In the Exposure documentary, several women claimed that they had been sexually abused by Savile as teenagers. In 2013, Williams-Thomas won two Royal Television Society awards and the London Press Awards Scoop of the Year for the film. The episode and Exposure: Banaz: An Honour Killing won a 2012 George Foster Peabody Award.
Williams-Thomas is a regular reporter on This Morning, Channel 4 News, as well as long form current affairs documentaries for Exposure.
His undercover work in Cambodia led to the arrest in 2013 of a person suspected of offering under-age girls for sex and the rescue of two girls, aged 13 and 14.
In 2014, Williams-Thomas covered the verdict of Oscar Pistorius and was the only British journalist to meet with Pistorius during his trial, writing an exclusive report for UK national newspaper Daily Mirror. On 24 June 2016, ITV broadcast Oscar Pistorius: The Interview in which the former Paralympian spoke in a world exclusive to Williams-Thomas, in his first television interview about the night he shot and killed his girlfriend, Reeva Steenkamp in 2013. It was broadcast in Pistorius's home country of South Africa immediately after the ITV programme finished.
On 11 November 2014, This Morning broadcast an exclusive interview with Jo Westwood, the ex-wife of jailed sex offender Max Clifford.
In 2015, Williams-Thomas investigated the unsolved murder of BBC presenter Jill Dando.
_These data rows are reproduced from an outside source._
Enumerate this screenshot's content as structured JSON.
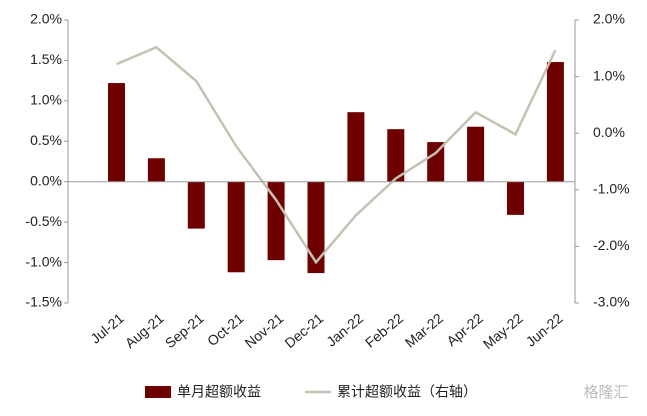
{
  "chart_data": {
    "type": "bar-line",
    "categories": [
      "Jul-21",
      "Aug-21",
      "Sep-21",
      "Oct-21",
      "Nov-21",
      "Dec-21",
      "Jan-22",
      "Feb-22",
      "Mar-22",
      "Apr-22",
      "May-22",
      "Jun-22"
    ],
    "series": [
      {
        "name": "单月超额收益",
        "type": "bar",
        "color": "#6e0000",
        "values": [
          1.22,
          0.29,
          -0.58,
          -1.12,
          -0.97,
          -1.13,
          0.86,
          0.65,
          0.49,
          0.68,
          -0.41,
          1.48
        ]
      },
      {
        "name": "累计超额收益（右轴）",
        "type": "line",
        "axis": "y2",
        "color": "#c3c3b3",
        "values": [
          1.22,
          1.52,
          0.92,
          -0.23,
          -1.18,
          -2.28,
          -1.45,
          -0.8,
          -0.35,
          0.37,
          -0.02,
          1.47
        ]
      }
    ],
    "ylim": [
      -1.5,
      2.0
    ],
    "yticks": [
      {
        "value": -1.5,
        "label": "-1.5%"
      },
      {
        "value": -1.0,
        "label": "-1.0%"
      },
      {
        "value": -0.5,
        "label": "-0.5%"
      },
      {
        "value": 0.0,
        "label": "0.0%"
      },
      {
        "value": 0.5,
        "label": "0.5%"
      },
      {
        "value": 1.0,
        "label": "1.0%"
      },
      {
        "value": 1.5,
        "label": "1.5%"
      },
      {
        "value": 2.0,
        "label": "2.0%"
      }
    ],
    "y2lim": [
      -3.0,
      2.0
    ],
    "y2ticks": [
      {
        "value": -3.0,
        "label": "-3.0%"
      },
      {
        "value": -2.0,
        "label": "-2.0%"
      },
      {
        "value": -1.0,
        "label": "-1.0%"
      },
      {
        "value": 0.0,
        "label": "0.0%"
      },
      {
        "value": 1.0,
        "label": "1.0%"
      },
      {
        "value": 2.0,
        "label": "2.0%"
      }
    ],
    "legend": "bottom",
    "watermark": "格隆汇"
  }
}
Writing in the Daily Mirror he theorized that she was murdered by the London underworld for her work on Crimewatch.
Williams-Thomas was the reporter for ITV's crime series The Investigator: A British Crime Story, produced by Simon Cowell's Syco. The series re-examined a 30 year old previously 'closed' murder case, the murder of Carole Packman, whose body has never been found. The series was broadcast over four consecutive weeks on ITV, from 14 July 2016. Dorset Police subsequently confirmed that the case remained open and that they would be examining new evidence presented by Williams-Thomas.
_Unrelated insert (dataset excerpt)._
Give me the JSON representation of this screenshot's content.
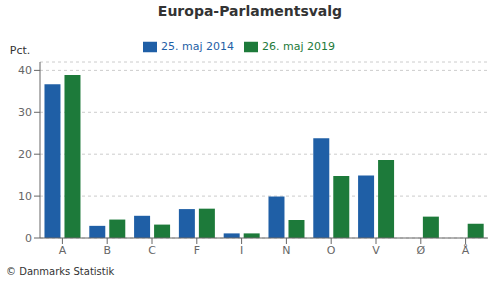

Series 2 of Williams-Thomas's crime series returned to ITV in April 2018 in a three-part series.
In 2019 Williams-Thomas started investigating for a new crime series the unsolved murder of teenage mum Nicola Payne.  Nicola Payne, aged 18, who was from Coventry and had a 6 month old son at the time, went missing on the 14 December 1991. She was on her way to her parents' home. Her body has never been found and remains one of the country's biggest unsolved murder investigations.
In Feb 2020 Williams-Thomas joined the Channel 4 series Hunted, as the Head of Special Operations

Filmography

Transworld Publishing has acquired the UK and Commonwealth Rights from Furniss Lawton to Williams-Thomas's book 'Hunting Killers' which was published on 27 June 2019.